Should FHA Loan Limits Be Raised?
Note: The loan limits were finally raised to equal those of Fannie Mae and Freddie Mac in 2008/2009 as a crisis measure, see FHA Mortgages: a 2009 Update. The remainder of this article remains as I wrote it in 2001.
"Periodically, legislation is introduced in Congress to raise FHA loan limits to those applicable to Fannie Mae and Freddie Mac. Is this a good idea?"
No. The result would be a rise in FHA losses, followed by an increase in mortgage insurance premiums. This would hurt FHA's current clientele of low-income borrowers, and especially minority borrowers.
The FHA program began in the depths of the depression of the 1930s when lenders had stopped making new loans because default and foreclosure rates on old loans had reached 20-30%. The FHA's objective was to induce lenders to start lending again by insuring them against loss in the event the borrower defaulted. The program was designed to be self-supporting, with FHA collecting insurance premiums from borrowers sufficient to offset losses. While some special FHA programs are directly subsidized by the Government, the major program to which the proposal applies has always been self-supporting.

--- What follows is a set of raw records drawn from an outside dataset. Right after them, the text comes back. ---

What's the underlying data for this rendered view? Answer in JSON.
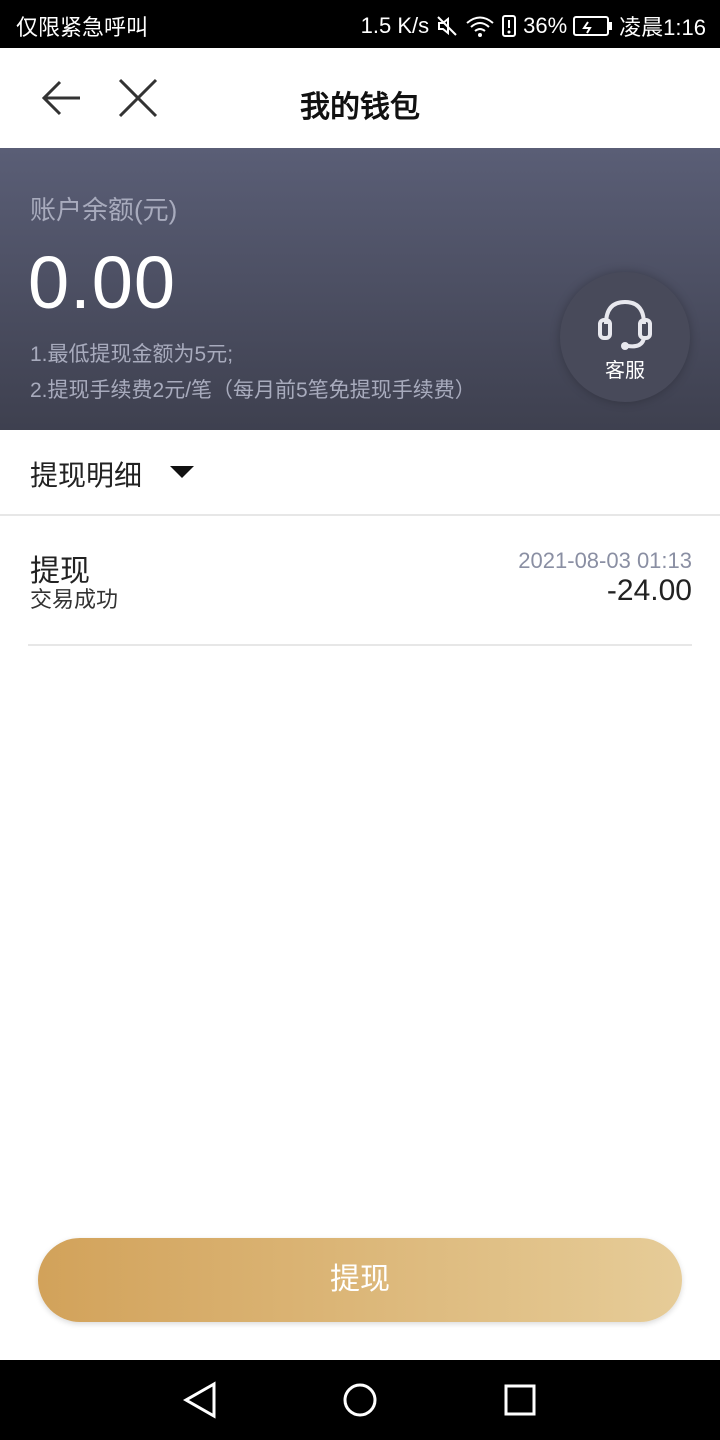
{
  "status_bar": {
    "carrier": "仅限紧急呼叫",
    "speed": "1.5 K/s",
    "battery": "36%",
    "time": "凌晨1:16"
  },
  "nav": {
    "title": "我的钱包"
  },
  "wallet": {
    "balance_label": "账户余额(元)",
    "balance": "0.00",
    "rules": [
      "1.最低提现金额为5元;",
      "2.提现手续费2元/笔（每月前5笔免提现手续费）"
    ],
    "customer_service": "客服"
  },
  "details": {
    "header": "提现明细",
    "transactions": [
      {
        "title": "提现",
        "status": "交易成功",
        "time": "2021-08-03 01:13",
        "amount": "-24.00"
      }
    ]
  },
  "actions": {
    "withdraw": "提现"
  },
  "colors": {
    "gold_start": "#d2a25a",
    "gold_end": "#e6cc98",
    "card_top": "#5a5e76",
    "card_bottom": "#3e404f"
  }
}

The program worked so well in the first two decades that it stimulated the development of private mortgage insurance companies (PMIs) in the mid-50s. The FHA served the lower end of the market while PMIs served the higher end, with some overlap in the middle. For a long period, both prospered because property values were rising and defaults were few. But when real estate prices stopped rising in the late 80s, both FHA and the PMIs suffered serious losses. FHA was obliged to raise insurance premiums substantially while the PMI industry consolidated into a smaller number of stronger companies.
Today the FHA program primarily serves borrowers who cannot meet conventional down payment requirements, or have a credit history that is not acceptable to PMIs. (See Who Should Take an FHA?)
The reason a rise in the maximum FHA loan would increase losses is that, on low-down payment loans, larger loans have higher default rates than smaller ones. The likely reason for this is that prices of more expensive homes fluctuate more, and the more sophisticated borrowers who take out larger loans are more likely to walk away if the equity in their homes disappears.
In addition, the share of FHA loans that meet PMI requirements will be smaller on larger loans, because higher-income borrowers are less vulnerable to being "steered" to FHA. Since FHA must be self-supporting, the result will be an increase in insurance premiums on all FHA borrowers, including the low-income and minority clients who ought to be the agency's primary concern.